In introducing the final work on the CD – Caprice on themes from ’King Alfred’ – the sleeve notes mention that one of the ways in which Raff made some money during his life was by producing ‘solo piano arrangements’ of popular opera melodies, notching up some 41 such examples during his lifetime, and, of course, something in which he wasn’t alone in doing. Not only using works by leading contemporary operatic composers like Bellini, Rossini, Wagner, Weber, and others, Raff included something from his own four-act grand opera König Alfred – a fictional account of events embracing the battle of Erdington in 878, when Alfred the Great, King of Wessex, defeated the Danes.
But despite the detail of Thomas’s introduction, and which then goes on to describe the structure of the work in greater thoroughness, there is absolutely no mention at all that this is to be a work for piano alone, despite the CD’s title of ‘Works for Piano and Orchestra’. I made the mistake of listening through the 15 minutes or so of the piece, just waiting for the orchestra to appear, which, of course, it never did. Given the fairly derivative and clichéd writing in this not overly-outstanding item of solo-piano music, it wasn’t my fifteen best-spent minutes ever.

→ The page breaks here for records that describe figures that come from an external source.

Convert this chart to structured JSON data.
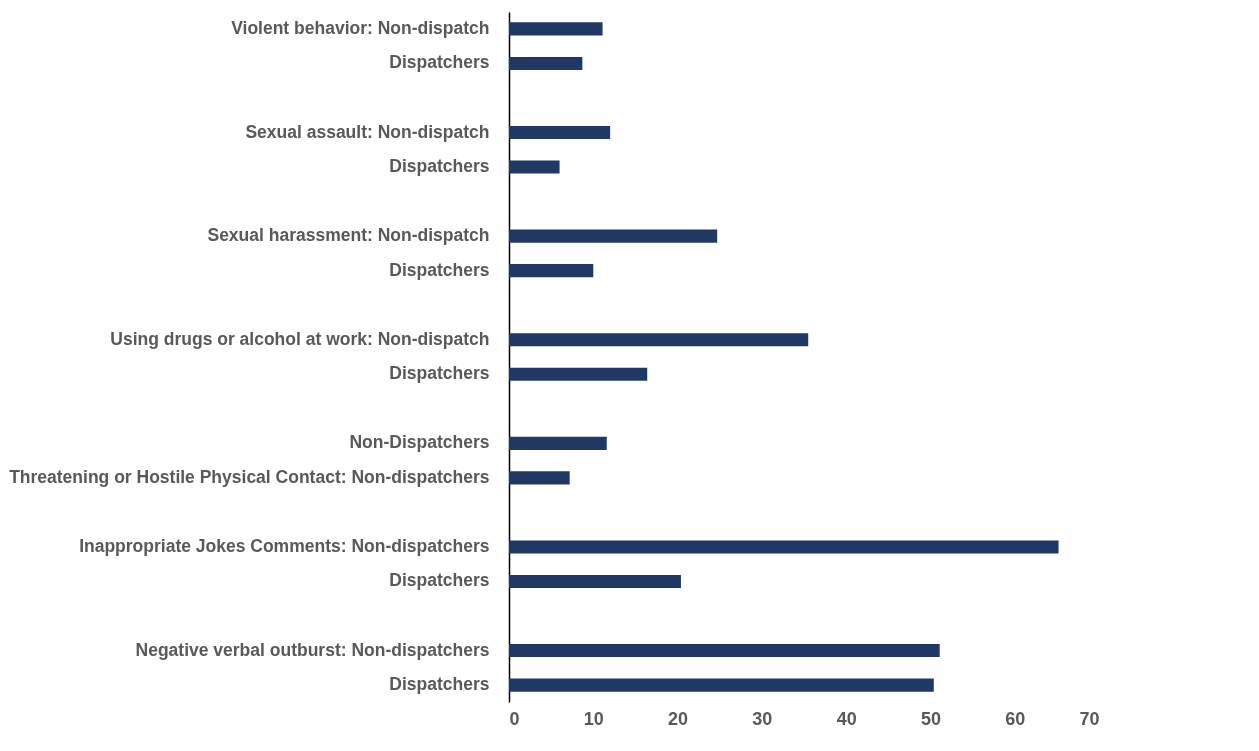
{
  "chart_data": {
    "type": "bar",
    "orientation": "horizontal",
    "categories": [
      "Violent behavior: Non-dispatch",
      "Dispatchers",
      null,
      "Sexual assault: Non-dispatch",
      "Dispatchers",
      null,
      "Sexual harassment: Non-dispatch",
      "Dispatchers",
      null,
      "Using drugs or alcohol at work: Non-dispatch",
      "Dispatchers",
      null,
      "Non-Dispatchers",
      "Threatening or Hostile Physical Contact: Non-dispatchers",
      null,
      "Inappropriate Jokes Comments: Non-dispatchers",
      "Dispatchers",
      null,
      "Negative verbal outburst: Non-dispatchers",
      "Dispatchers"
    ],
    "values": [
      11.1,
      8.7,
      null,
      12.0,
      6.0,
      null,
      24.7,
      10.0,
      null,
      35.5,
      16.4,
      null,
      11.6,
      7.2,
      null,
      65.2,
      20.4,
      null,
      51.1,
      50.4
    ],
    "color": "#203864",
    "xlim": [
      0,
      70
    ],
    "xticks": [
      0,
      10,
      20,
      30,
      40,
      50,
      60,
      70
    ],
    "grid": false
  }
}
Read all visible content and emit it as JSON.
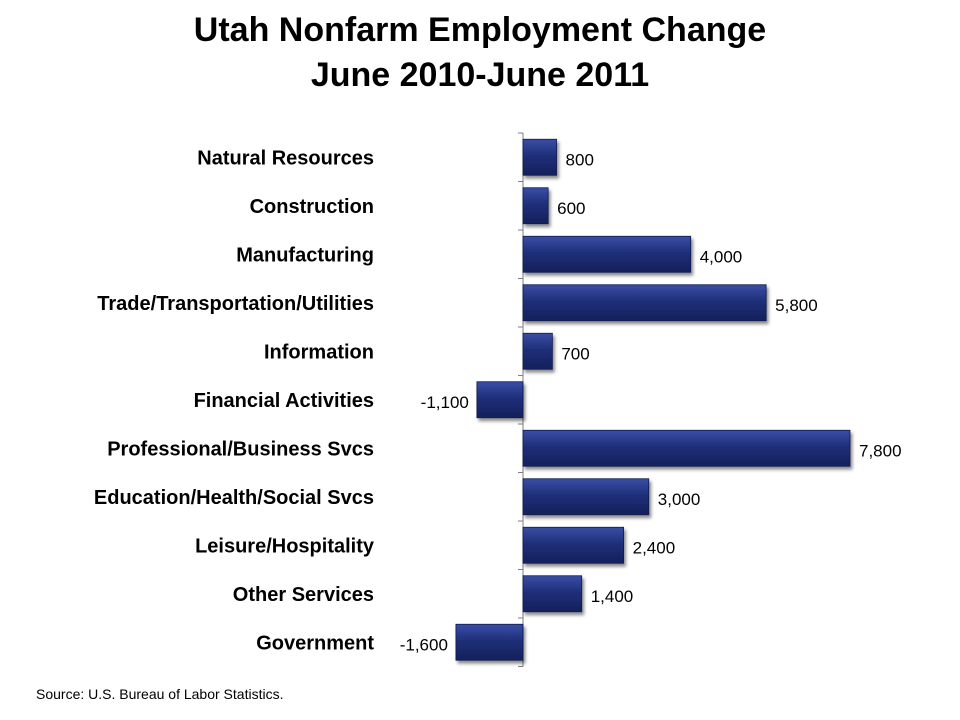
{
  "title_line1": "Utah Nonfarm Employment Change",
  "title_line2": "June 2010-June 2011",
  "source": "Source: U.S. Bureau of Labor Statistics.",
  "colors": {
    "bar": "#1f2f7a",
    "bar_light": "#3a4ea6",
    "axis": "#7f7f7f"
  },
  "chart_data": {
    "type": "bar",
    "orientation": "horizontal",
    "categories": [
      "Natural Resources",
      "Construction",
      "Manufacturing",
      "Trade/Transportation/Utilities",
      "Information",
      "Financial Activities",
      "Professional/Business Svcs",
      "Education/Health/Social Svcs",
      "Leisure/Hospitality",
      "Other Services",
      "Government"
    ],
    "values": [
      800,
      600,
      4000,
      5800,
      700,
      -1100,
      7800,
      3000,
      2400,
      1400,
      -1600
    ],
    "value_labels": [
      "800",
      "600",
      "4,000",
      "5,800",
      "700",
      "-1,100",
      "7,800",
      "3,000",
      "2,400",
      "1,400",
      "-1,600"
    ],
    "title": "Utah Nonfarm Employment Change June 2010-June 2011",
    "xlabel": "",
    "ylabel": "",
    "grid": false,
    "legend": "none"
  }
}
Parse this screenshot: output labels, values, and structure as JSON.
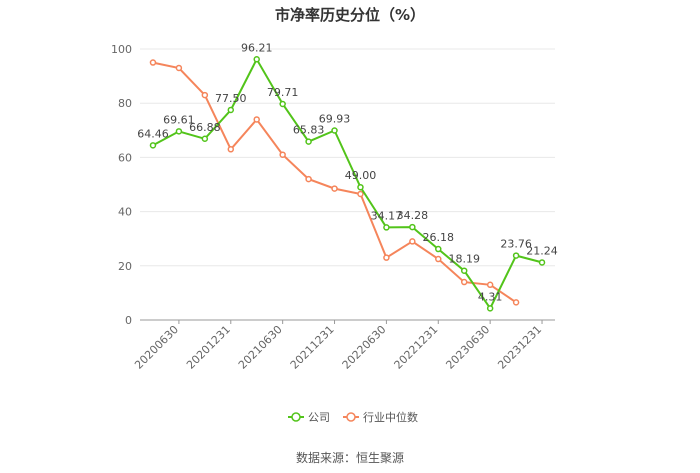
{
  "title": "市净率历史分位（%）",
  "source": "数据来源：恒生聚源",
  "chart_data": {
    "type": "line",
    "title": "市净率历史分位（%）",
    "xlabel": "",
    "ylabel": "",
    "ylim": [
      0,
      100
    ],
    "yticks": [
      0,
      20,
      40,
      60,
      80,
      100
    ],
    "grid": true,
    "legend": "bottom",
    "x_ticks": [
      "20200630",
      "20201231",
      "20210630",
      "20211231",
      "20220630",
      "20221231",
      "20230630",
      "20231231"
    ],
    "x_positions": 16,
    "series": [
      {
        "name": "公司",
        "color": "#52c41a",
        "labels": true,
        "values": [
          64.46,
          69.61,
          66.88,
          77.5,
          96.21,
          79.71,
          65.83,
          69.93,
          49.0,
          34.17,
          34.28,
          26.18,
          18.19,
          4.31,
          23.76,
          21.24
        ]
      },
      {
        "name": "行业中位数",
        "color": "#f5855b",
        "labels": false,
        "values": [
          95,
          93,
          83,
          63,
          74,
          61,
          52,
          48.5,
          46.5,
          23,
          29,
          22.5,
          14,
          13,
          6.5
        ]
      }
    ]
  }
}
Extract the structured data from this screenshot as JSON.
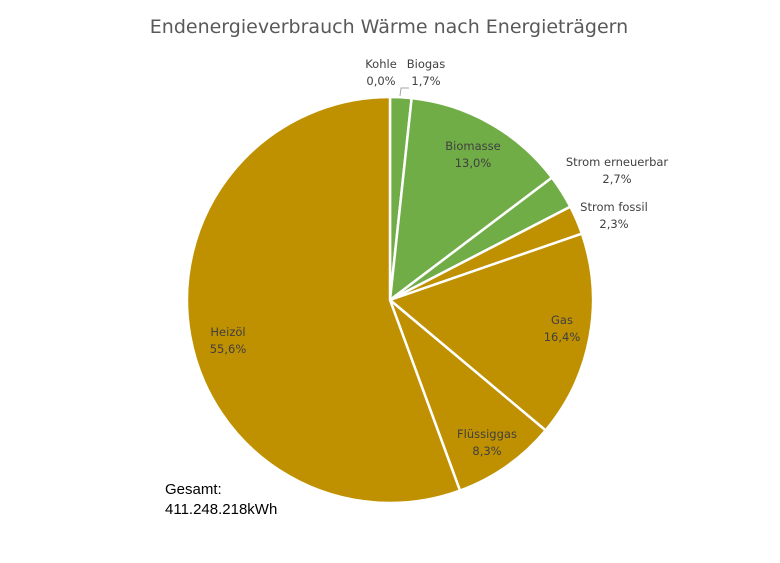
{
  "chart_data": {
    "type": "pie",
    "title": "Endenergieverbrauch Wärme nach Energieträgern",
    "start_angle_deg": 0,
    "direction": "clockwise",
    "slices": [
      {
        "label": "Kohle",
        "value": 0.0,
        "value_label": "0,0%",
        "color": "#70AD47"
      },
      {
        "label": "Biogas",
        "value": 1.7,
        "value_label": "1,7%",
        "color": "#70AD47"
      },
      {
        "label": "Biomasse",
        "value": 13.0,
        "value_label": "13,0%",
        "color": "#70AD47"
      },
      {
        "label": "Strom erneuerbar",
        "value": 2.7,
        "value_label": "2,7%",
        "color": "#70AD47"
      },
      {
        "label": "Strom fossil",
        "value": 2.3,
        "value_label": "2,3%",
        "color": "#BF9000"
      },
      {
        "label": "Gas",
        "value": 16.4,
        "value_label": "16,4%",
        "color": "#BF9000"
      },
      {
        "label": "Flüssiggas",
        "value": 8.3,
        "value_label": "8,3%",
        "color": "#BF9000"
      },
      {
        "label": "Heizöl",
        "value": 55.6,
        "value_label": "55,6%",
        "color": "#BF9000"
      }
    ],
    "annotation": {
      "line1": "Gesamt:",
      "line2": "411.248.218kWh"
    }
  }
}
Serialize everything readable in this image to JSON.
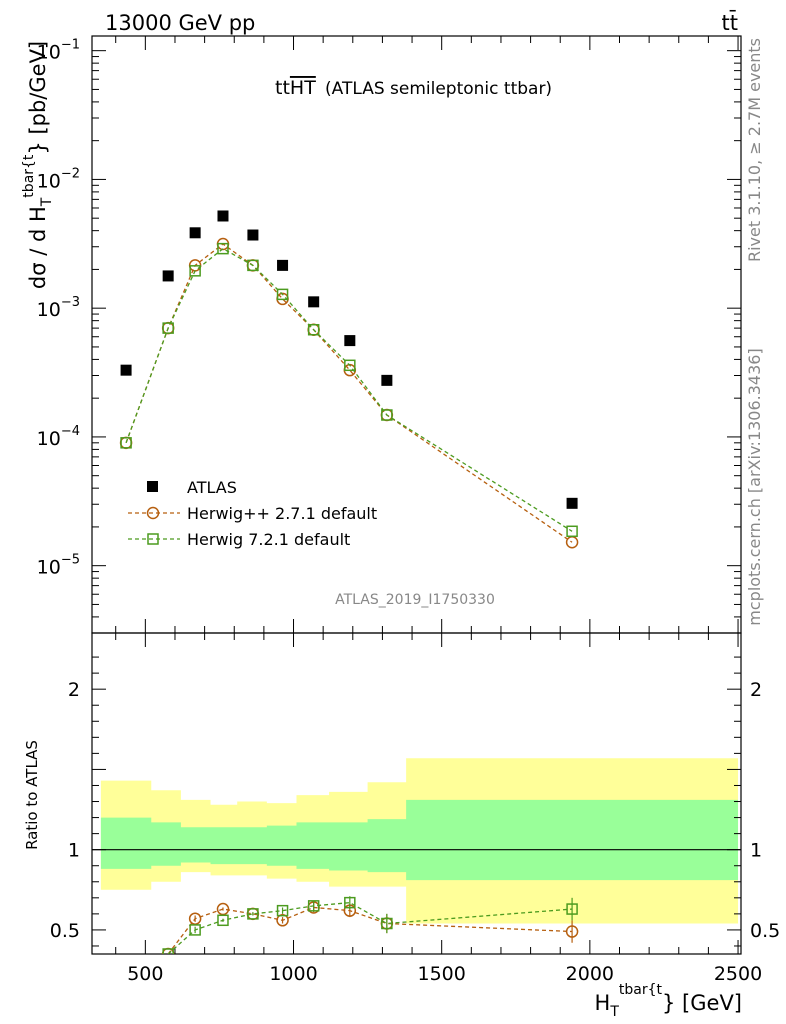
{
  "header": {
    "beam_label": "13000 GeV pp",
    "process_label": "tt̄",
    "plot_title": "tt",
    "plot_title_overline": "HT",
    "plot_subtitle": "(ATLAS semileptonic ttbar)",
    "analysis_id": "ATLAS_2019_I1750330",
    "side_right_1": "Rivet 3.1.10, ≥ 2.7M events",
    "side_right_2": "mcplots.cern.ch [arXiv:1306.3436]"
  },
  "chart_data": [
    {
      "type": "scatter",
      "panel": "main",
      "ylabel_main": "dσ / d H",
      "ylabel_sub": "T",
      "ylabel_sup": "tbar{t",
      "ylabel_tail": "} [pb/GeV]",
      "yscale": "log",
      "ylim": [
        3e-06,
        0.13
      ],
      "ytick_labels": [
        {
          "base": "10",
          "exp": "−1",
          "value": 0.1
        },
        {
          "base": "10",
          "exp": "−2",
          "value": 0.01
        },
        {
          "base": "10",
          "exp": "−3",
          "value": 0.001
        },
        {
          "base": "10",
          "exp": "−4",
          "value": 0.0001
        },
        {
          "base": "10",
          "exp": "−5",
          "value": 1e-05
        }
      ],
      "xlim": [
        320,
        2510
      ],
      "series": [
        {
          "name": "ATLAS",
          "color": "#000000",
          "marker": "filled-square",
          "x": [
            435,
            577,
            668,
            762,
            863,
            963,
            1068,
            1190,
            1315,
            1940
          ],
          "y": [
            0.00033,
            0.00178,
            0.00385,
            0.0052,
            0.0037,
            0.00215,
            0.00112,
            0.00056,
            0.000275,
            3.05e-05
          ]
        },
        {
          "name": "Herwig++ 2.7.1 default",
          "color": "#b65f0f",
          "marker": "open-circle",
          "x": [
            435,
            577,
            668,
            762,
            863,
            963,
            1068,
            1190,
            1315,
            1940
          ],
          "y": [
            9e-05,
            0.0007,
            0.00215,
            0.00315,
            0.00215,
            0.00118,
            0.00068,
            0.00033,
            0.000148,
            1.52e-05
          ]
        },
        {
          "name": "Herwig 7.2.1 default",
          "color": "#4c9b1f",
          "marker": "open-square",
          "x": [
            435,
            577,
            668,
            762,
            863,
            963,
            1068,
            1190,
            1315,
            1940
          ],
          "y": [
            9e-05,
            0.0007,
            0.00195,
            0.0029,
            0.00215,
            0.00128,
            0.00068,
            0.00036,
            0.000148,
            1.85e-05
          ]
        }
      ]
    },
    {
      "type": "scatter",
      "panel": "ratio",
      "ylabel": "Ratio to ATLAS",
      "xlabel_main": "H",
      "xlabel_sub": "T",
      "xlabel_sup": "tbar{t",
      "xlabel_tail": "} [GeV]",
      "ylim": [
        0.35,
        2.35
      ],
      "xlim": [
        320,
        2510
      ],
      "yticks": [
        0.5,
        1,
        2
      ],
      "ytick_labels": [
        "0.5",
        "1",
        "2"
      ],
      "xticks": [
        500,
        1000,
        1500,
        2000,
        2500
      ],
      "xtick_labels": [
        "500",
        "1000",
        "1500",
        "2000",
        "2500"
      ],
      "bands": {
        "edges": [
          350,
          520,
          620,
          720,
          810,
          910,
          1010,
          1120,
          1250,
          1380,
          2500
        ],
        "outer_low": [
          0.75,
          0.8,
          0.86,
          0.84,
          0.84,
          0.82,
          0.8,
          0.77,
          0.77,
          0.54
        ],
        "outer_high": [
          1.43,
          1.37,
          1.31,
          1.28,
          1.3,
          1.29,
          1.34,
          1.36,
          1.42,
          1.57
        ],
        "inner_low": [
          0.88,
          0.9,
          0.92,
          0.91,
          0.91,
          0.9,
          0.88,
          0.87,
          0.86,
          0.81
        ],
        "inner_high": [
          1.2,
          1.17,
          1.14,
          1.14,
          1.14,
          1.15,
          1.17,
          1.17,
          1.19,
          1.31
        ],
        "outer_color": "#ffff99",
        "inner_color": "#99ff99"
      },
      "series": [
        {
          "name": "Herwig++ 2.7.1 default",
          "color": "#b65f0f",
          "marker": "open-circle",
          "x": [
            577,
            668,
            762,
            863,
            963,
            1068,
            1190,
            1315,
            1940
          ],
          "y": [
            0.35,
            0.57,
            0.63,
            0.6,
            0.56,
            0.64,
            0.62,
            0.54,
            0.49
          ],
          "err": [
            0,
            0.02,
            0.01,
            0.01,
            0.02,
            0.03,
            0.04,
            0.06,
            0.07
          ]
        },
        {
          "name": "Herwig 7.2.1 default",
          "color": "#4c9b1f",
          "marker": "open-square",
          "x": [
            577,
            668,
            762,
            863,
            963,
            1068,
            1190,
            1315,
            1940
          ],
          "y": [
            0.35,
            0.5,
            0.56,
            0.6,
            0.62,
            0.65,
            0.67,
            0.54,
            0.63
          ],
          "err": [
            0,
            0.02,
            0.01,
            0.01,
            0.02,
            0.03,
            0.04,
            0.06,
            0.07
          ]
        }
      ]
    }
  ]
}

There is, for example, another work by Raff for Piano and Orchestra – his extensive five-movement Suite, Op 200, which lasts some 40 minutes. Perhaps if this had been coupled with just the Piano Concerto, giving an acceptable total running-time of around 75 minutes, then the Ode au Printemps could have found itself on a separate CD dedicated to a mix of orchestral music with cello, violin, and piano soloist respectively, and the Caprice on another one just for solo piano.
As it is, the present CD, despite being well played and faithfully recorded, simply doesn’t do what it says on the tin – something I find rather unexpected, whether it’s a world-première recording or not – unless, that is, I’ve missed something somewhere, like an orchestra, or an explanation.